Le stockage de cette mouture n’est plus que de 825 Go, au lieu d’1 To auparavant. Et sans changer de prix… Une méthode digne d’un vendeur de lessive ! Heureusement pour Sony, la PS5 reste un énorme succès, portée par des jeux aussi emblématiques que The Last of Us ou God of War, et même Microsoft donne un coup de main pour asseoir la supériorité de la plateforme.
Sony avait tout misé sur les jeux service, qui à l’image de Fortnite ou d’Apex Legends sont conçus pour faire les poches des joueurs en ajoutant régulièrement du contenu et des cosmétiques. Fin 2023, Le groupe divisait par deux (6 au lieu de 12) le nombre de jeux de ce genre devant sortir d’ici mars 2026. La catastrophe industrielle que fut Concord, sorti le 23 août 2024 et désactivé le 6 septembre de la même année (!), a manifestement refroidi les ardeurs des studios PlayStation.

Le hic, c’est que ces mêmes studios ont englouti des sommes folles et des milliers d’heures de travail dans des jeux service qui ne sortiront jamais.

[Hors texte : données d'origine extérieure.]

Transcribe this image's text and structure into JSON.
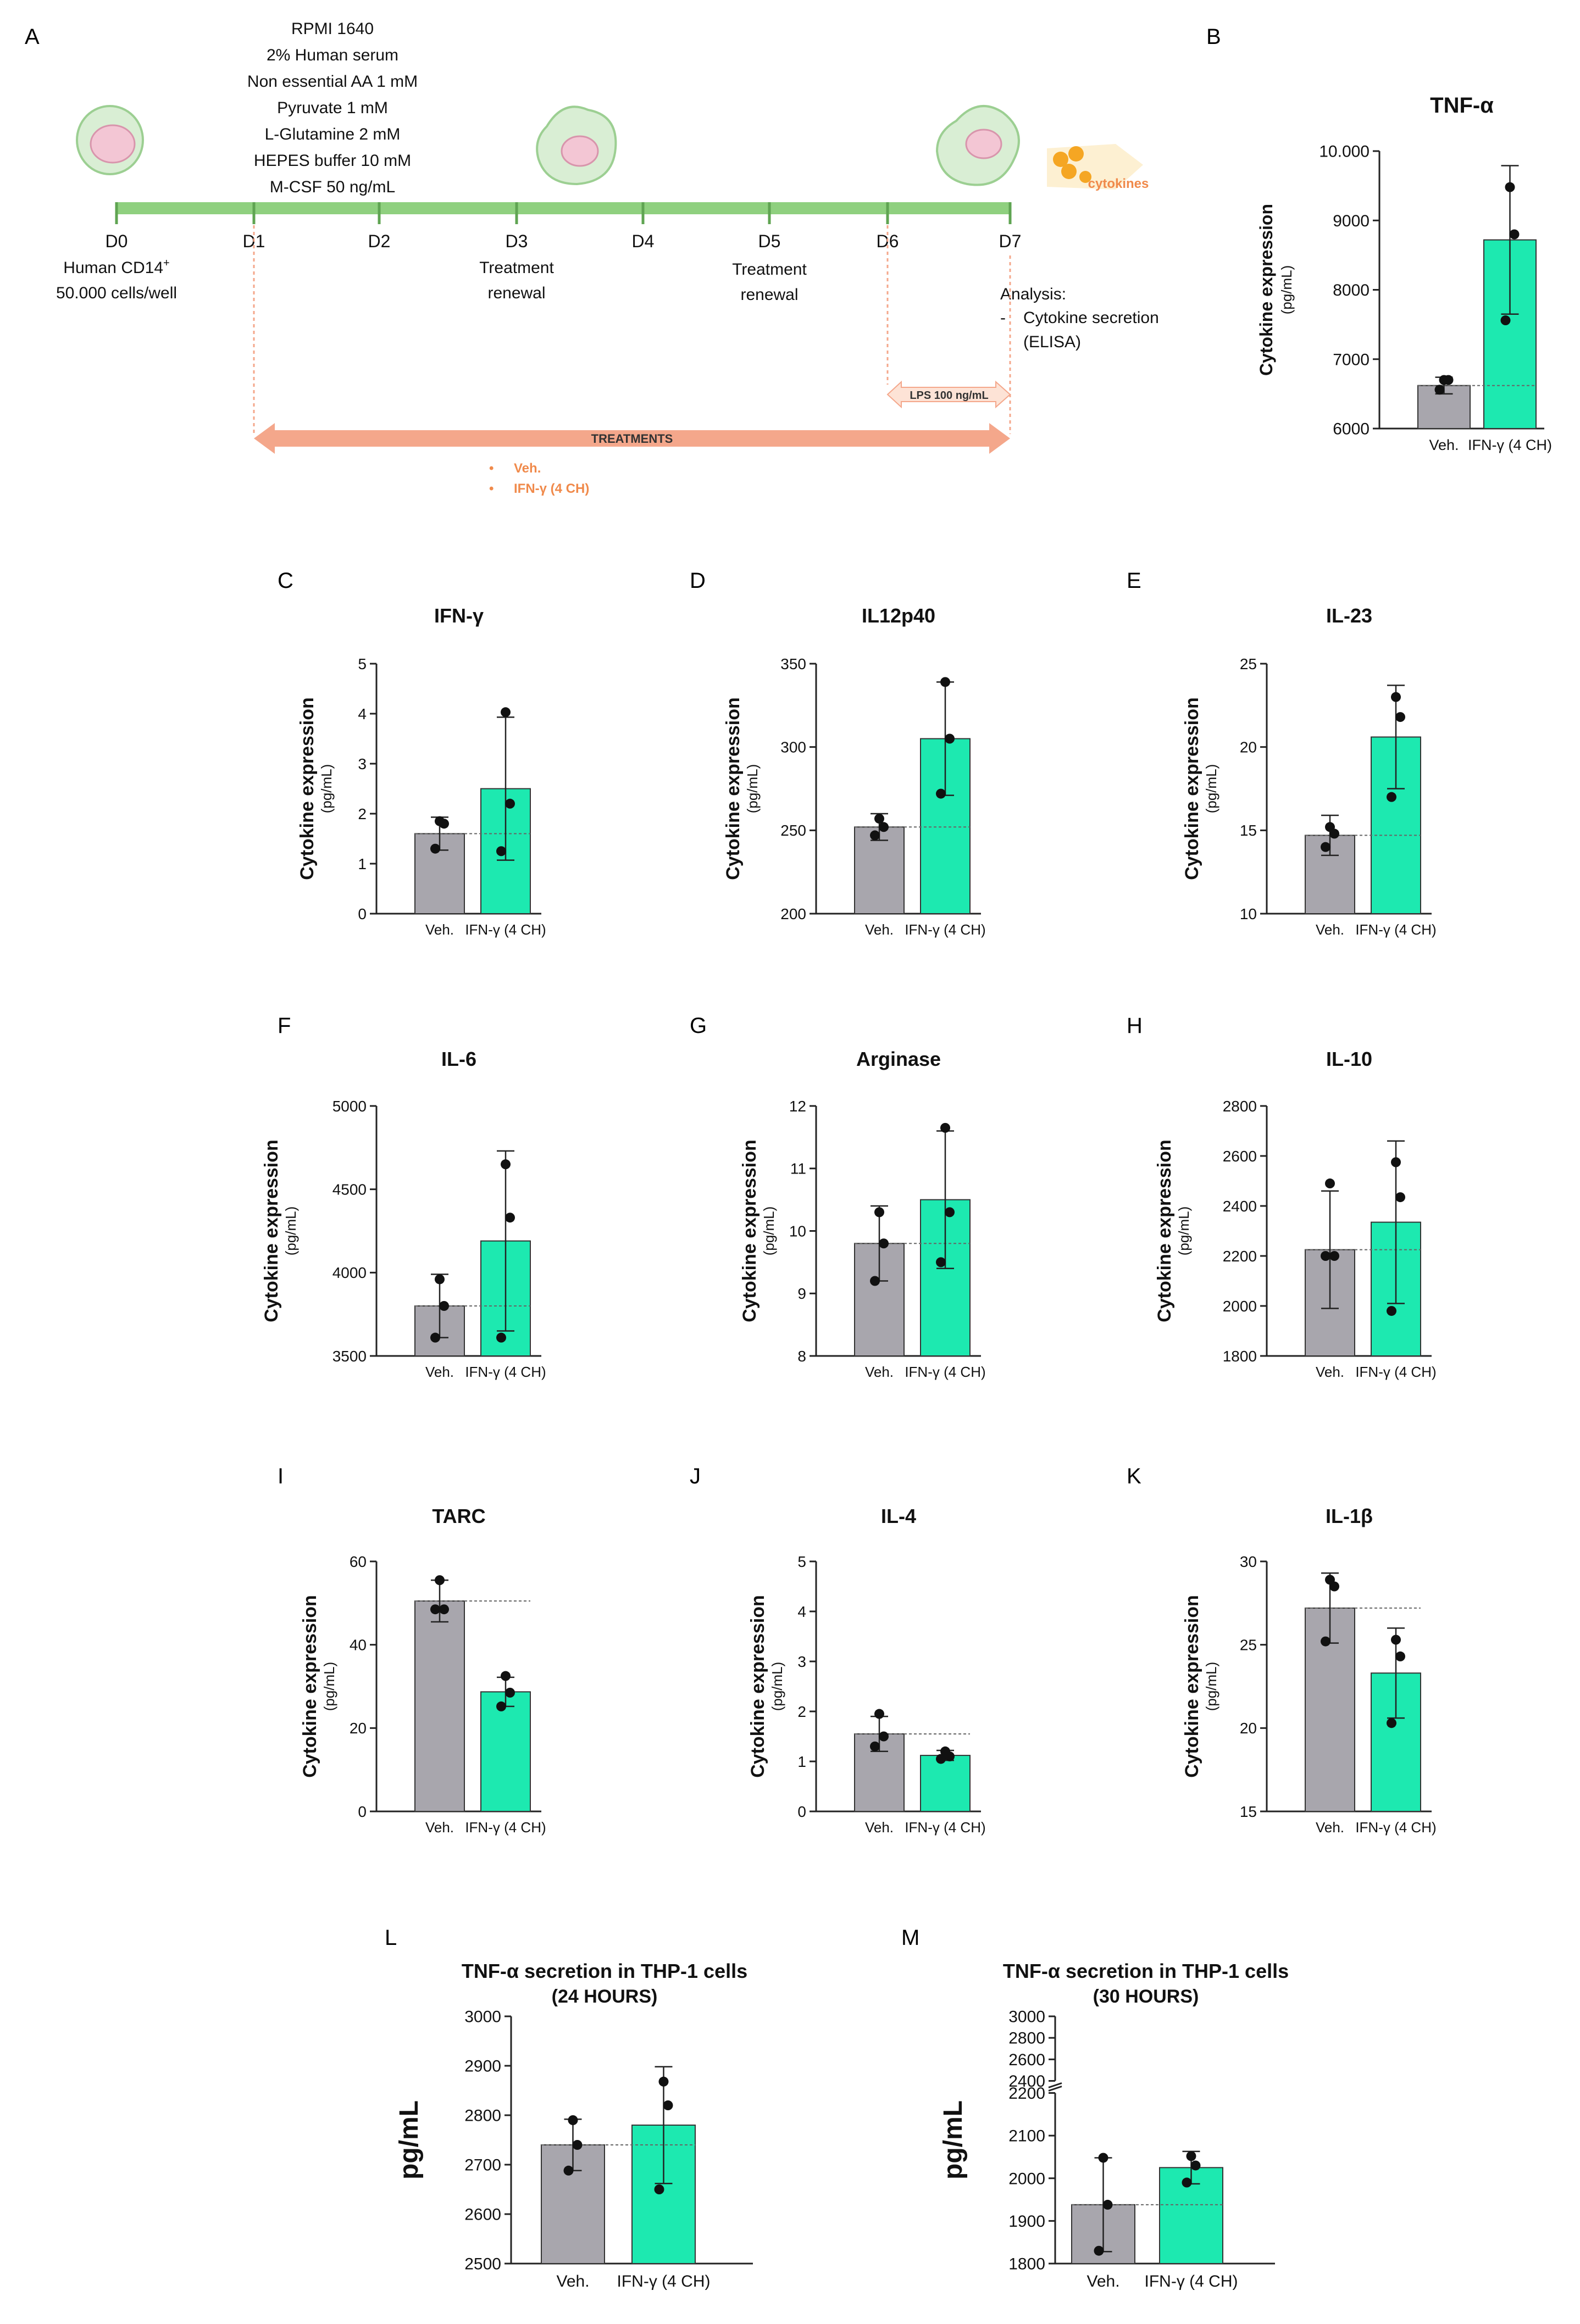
{
  "panel_letters": {
    "A": "A",
    "B": "B",
    "C": "C",
    "D": "D",
    "E": "E",
    "F": "F",
    "G": "G",
    "H": "H",
    "I": "I",
    "J": "J",
    "K": "K",
    "L": "L",
    "M": "M"
  },
  "timeline": {
    "medium": [
      "RPMI 1640",
      "2% Human serum",
      "Non essential AA 1 mM",
      "Pyruvate 1 mM",
      "L-Glutamine 2 mM",
      "HEPES buffer 10 mM",
      "M-CSF 50 ng/mL"
    ],
    "days": [
      "D0",
      "D1",
      "D2",
      "D3",
      "D4",
      "D5",
      "D6",
      "D7"
    ],
    "d0_line1": "Human CD14",
    "d0_sup": "+",
    "d0_line2": "50.000 cells/well",
    "d3_line1": "Treatment",
    "d3_line2": "renewal",
    "d5_line1": "Treatment",
    "d5_line2": "renewal",
    "analysis_title": "Analysis:",
    "analysis_dash": "-",
    "analysis_line1": "Cytokine secretion",
    "analysis_line2": "(ELISA)",
    "lps_label": "LPS 100 ng/mL",
    "treatments_label": "TREATMENTS",
    "treatment_items": [
      "Veh.",
      "IFN-γ (4 CH)"
    ],
    "cytokines_label": "cytokines",
    "colors": {
      "timeline": "#8fd07f",
      "treatments": "#f4a78b",
      "orange_text": "#f08a4b",
      "lps": "#fde3d6"
    }
  },
  "chart_data": [
    {
      "id": "B",
      "type": "bar",
      "title": "TNF-α",
      "ylabel": "Cytokine expression",
      "ylabel_unit": "(pg/mL)",
      "categories": [
        "Veh.",
        "IFN-γ (4 CH)"
      ],
      "values": [
        6620,
        8720
      ],
      "errors": [
        120,
        1070
      ],
      "points": [
        [
          6700,
          6700,
          6560
        ],
        [
          9480,
          8800,
          7560
        ]
      ],
      "ylim": [
        6000,
        10000
      ],
      "yticks": [
        6000,
        7000,
        8000,
        9000,
        10000
      ],
      "yticklabels": [
        "6000",
        "7000",
        "8000",
        "9000",
        "10.000"
      ]
    },
    {
      "id": "C",
      "type": "bar",
      "title": "IFN-γ",
      "ylabel": "Cytokine expression",
      "ylabel_unit": "(pg/mL)",
      "categories": [
        "Veh.",
        "IFN-γ (4 CH)"
      ],
      "values": [
        1.6,
        2.5
      ],
      "errors": [
        0.33,
        1.43
      ],
      "points": [
        [
          1.85,
          1.8,
          1.3
        ],
        [
          4.03,
          2.2,
          1.25
        ]
      ],
      "ylim": [
        0,
        5
      ],
      "yticks": [
        0,
        1,
        2,
        3,
        4,
        5
      ],
      "yticklabels": [
        "0",
        "1",
        "2",
        "3",
        "4",
        "5"
      ]
    },
    {
      "id": "D",
      "type": "bar",
      "title": "IL12p40",
      "ylabel": "Cytokine expression",
      "ylabel_unit": "(pg/mL)",
      "categories": [
        "Veh.",
        "IFN-γ (4 CH)"
      ],
      "values": [
        252,
        305
      ],
      "errors": [
        8,
        34
      ],
      "points": [
        [
          257,
          252,
          247
        ],
        [
          339,
          305,
          272
        ]
      ],
      "ylim": [
        200,
        350
      ],
      "yticks": [
        200,
        250,
        300,
        350
      ],
      "yticklabels": [
        "200",
        "250",
        "300",
        "350"
      ]
    },
    {
      "id": "E",
      "type": "bar",
      "title": "IL-23",
      "ylabel": "Cytokine expression",
      "ylabel_unit": "(pg/mL)",
      "categories": [
        "Veh.",
        "IFN-γ (4 CH)"
      ],
      "values": [
        14.7,
        20.6
      ],
      "errors": [
        1.2,
        3.1
      ],
      "points": [
        [
          15.2,
          14.8,
          14.0
        ],
        [
          23.0,
          21.8,
          17.0
        ]
      ],
      "ylim": [
        10,
        25
      ],
      "yticks": [
        10,
        15,
        20,
        25
      ],
      "yticklabels": [
        "10",
        "15",
        "20",
        "25"
      ]
    },
    {
      "id": "F",
      "type": "bar",
      "title": "IL-6",
      "ylabel": "Cytokine expression",
      "ylabel_unit": "(pg/mL)",
      "categories": [
        "Veh.",
        "IFN-γ (4 CH)"
      ],
      "values": [
        3800,
        4190
      ],
      "errors": [
        190,
        540
      ],
      "points": [
        [
          3960,
          3800,
          3610
        ],
        [
          4650,
          4330,
          3610
        ]
      ],
      "ylim": [
        3500,
        5000
      ],
      "yticks": [
        3500,
        4000,
        4500,
        5000
      ],
      "yticklabels": [
        "3500",
        "4000",
        "4500",
        "5000"
      ]
    },
    {
      "id": "G",
      "type": "bar",
      "title": "Arginase",
      "ylabel": "Cytokine expression",
      "ylabel_unit": "(pg/mL)",
      "categories": [
        "Veh.",
        "IFN-γ (4 CH)"
      ],
      "values": [
        9.8,
        10.5
      ],
      "errors": [
        0.6,
        1.1
      ],
      "points": [
        [
          10.3,
          9.8,
          9.2
        ],
        [
          11.65,
          10.3,
          9.5
        ]
      ],
      "ylim": [
        8,
        12
      ],
      "yticks": [
        8,
        9,
        10,
        11,
        12
      ],
      "yticklabels": [
        "8",
        "9",
        "10",
        "11",
        "12"
      ]
    },
    {
      "id": "H",
      "type": "bar",
      "title": "IL-10",
      "ylabel": "Cytokine expression",
      "ylabel_unit": "(pg/mL)",
      "categories": [
        "Veh.",
        "IFN-γ (4 CH)"
      ],
      "values": [
        2225,
        2335
      ],
      "errors": [
        235,
        325
      ],
      "points": [
        [
          2490,
          2200,
          2200
        ],
        [
          2575,
          2435,
          1980
        ]
      ],
      "ylim": [
        1800,
        2800
      ],
      "yticks": [
        1800,
        2000,
        2200,
        2400,
        2600,
        2800
      ],
      "yticklabels": [
        "1800",
        "2000",
        "2200",
        "2400",
        "2600",
        "2800"
      ]
    },
    {
      "id": "I",
      "type": "bar",
      "title": "TARC",
      "ylabel": "Cytokine expression",
      "ylabel_unit": "(pg/mL)",
      "categories": [
        "Veh.",
        "IFN-γ (4 CH)"
      ],
      "values": [
        50.5,
        28.7
      ],
      "errors": [
        5,
        3.5
      ],
      "points": [
        [
          55.5,
          48.5,
          48.5
        ],
        [
          32.5,
          28.5,
          25.2
        ]
      ],
      "ylim": [
        0,
        60
      ],
      "yticks": [
        0,
        20,
        40,
        60
      ],
      "yticklabels": [
        "0",
        "20",
        "40",
        "60"
      ]
    },
    {
      "id": "J",
      "type": "bar",
      "title": "IL-4",
      "ylabel": "Cytokine expression",
      "ylabel_unit": "(pg/mL)",
      "categories": [
        "Veh.",
        "IFN-γ (4 CH)"
      ],
      "values": [
        1.55,
        1.12
      ],
      "errors": [
        0.35,
        0.1
      ],
      "points": [
        [
          1.95,
          1.5,
          1.3
        ],
        [
          1.2,
          1.1,
          1.05
        ]
      ],
      "ylim": [
        0,
        5
      ],
      "yticks": [
        0,
        1,
        2,
        3,
        4,
        5
      ],
      "yticklabels": [
        "0",
        "1",
        "2",
        "3",
        "4",
        "5"
      ]
    },
    {
      "id": "K",
      "type": "bar",
      "title": "IL-1β",
      "ylabel": "Cytokine expression",
      "ylabel_unit": "(pg/mL)",
      "categories": [
        "Veh.",
        "IFN-γ (4 CH)"
      ],
      "values": [
        27.2,
        23.3
      ],
      "errors": [
        2.1,
        2.7
      ],
      "points": [
        [
          28.9,
          28.5,
          25.2
        ],
        [
          25.3,
          24.3,
          20.3
        ]
      ],
      "ylim": [
        15,
        30
      ],
      "yticks": [
        15,
        20,
        25,
        30
      ],
      "yticklabels": [
        "15",
        "20",
        "25",
        "30"
      ]
    },
    {
      "id": "L",
      "type": "bar",
      "title": "TNF-α secretion in THP-1 cells",
      "subtitle": "(24 HOURS)",
      "ylabel": "pg/mL",
      "categories": [
        "Veh.",
        "IFN-γ (4 CH)"
      ],
      "values": [
        2740,
        2780
      ],
      "errors": [
        52,
        118
      ],
      "points": [
        [
          2790,
          2740,
          2688
        ],
        [
          2868,
          2820,
          2650
        ]
      ],
      "ylim": [
        2500,
        3000
      ],
      "yticks": [
        2500,
        2600,
        2700,
        2800,
        2900,
        3000
      ],
      "yticklabels": [
        "2500",
        "2600",
        "2700",
        "2800",
        "2900",
        "3000"
      ]
    },
    {
      "id": "M",
      "type": "bar",
      "title": "TNF-α secretion in THP-1 cells",
      "subtitle": "(30 HOURS)",
      "ylabel": "pg/mL",
      "categories": [
        "Veh.",
        "IFN-γ (4 CH)"
      ],
      "values": [
        1938,
        2025
      ],
      "errors": [
        110,
        38
      ],
      "points": [
        [
          2048,
          1938,
          1830
        ],
        [
          2052,
          2030,
          1990
        ]
      ],
      "ylim": [
        1800,
        3000
      ],
      "axis_break": [
        2200,
        2400
      ],
      "yticks": [
        1800,
        1900,
        2000,
        2100,
        2200,
        2400,
        2600,
        2800,
        3000
      ],
      "yticklabels": [
        "1800",
        "1900",
        "2000",
        "2100",
        "2200",
        "2400",
        "2600",
        "2800",
        "3000"
      ]
    }
  ],
  "colors": {
    "veh_bar": "#a8a6ad",
    "ifn_bar": "#1de9b0",
    "points": "#111111",
    "axis": "#222222",
    "ref_line": "#666666"
  }
}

Le tuyau des nouveautés est complètement sec, ce qui explique en partie le peu d’exclusivités PlayStation de ces dernières années : 2 seulement en 2025, et encore, Death Stranding 2 a été développé par un studio indépendant. Microsoft est venu à la rescousse en multipliant les portages de ses propres exclusivités Xbox sur PlayStation ! Nourrissant ainsi un catalogue de nouveaux jeux AAA qui aurait été bien pauvre sinon — ce qui au passage contribue à complètement démonétiser les consoles Xbox.
En définitive, Sony ne fait pas exception à la règle. Entre une console vendue toujours plus cher malgré des composants rabotés et une stratégie jeu service qui a englouti des millions sans produire de véritables nouveautés, les joueurs PlayStation se retrouvent eux aussi face à une équation douloureuse : payer plus, pour moins.
Les consoles ne vont pas disparaître demain, leurs catalogues restent attractifs et leur simplicité d’usage continue de séduire. Mais à force de hausses de prix et de paris ratés, elles ont perdu ce qui faisait leur force face au PC : l’accessibilité. Ironie du sort : la veille des hausses de prix du Game Pass, Steam lançait ses traditionnels soldes d’automne. Pour 320 €, soit le prix du Game Pass Ultimate pendant un an, on peut facilement remplir son backlog pour au moins un an !
C’est aujourd’hui le bon vieux PC, longtemps jugé trop complexe et trop cher, qui apparaît comme la valeur refuge pour de nombreux joueurs. Un sacré pied de nez de l’histoire.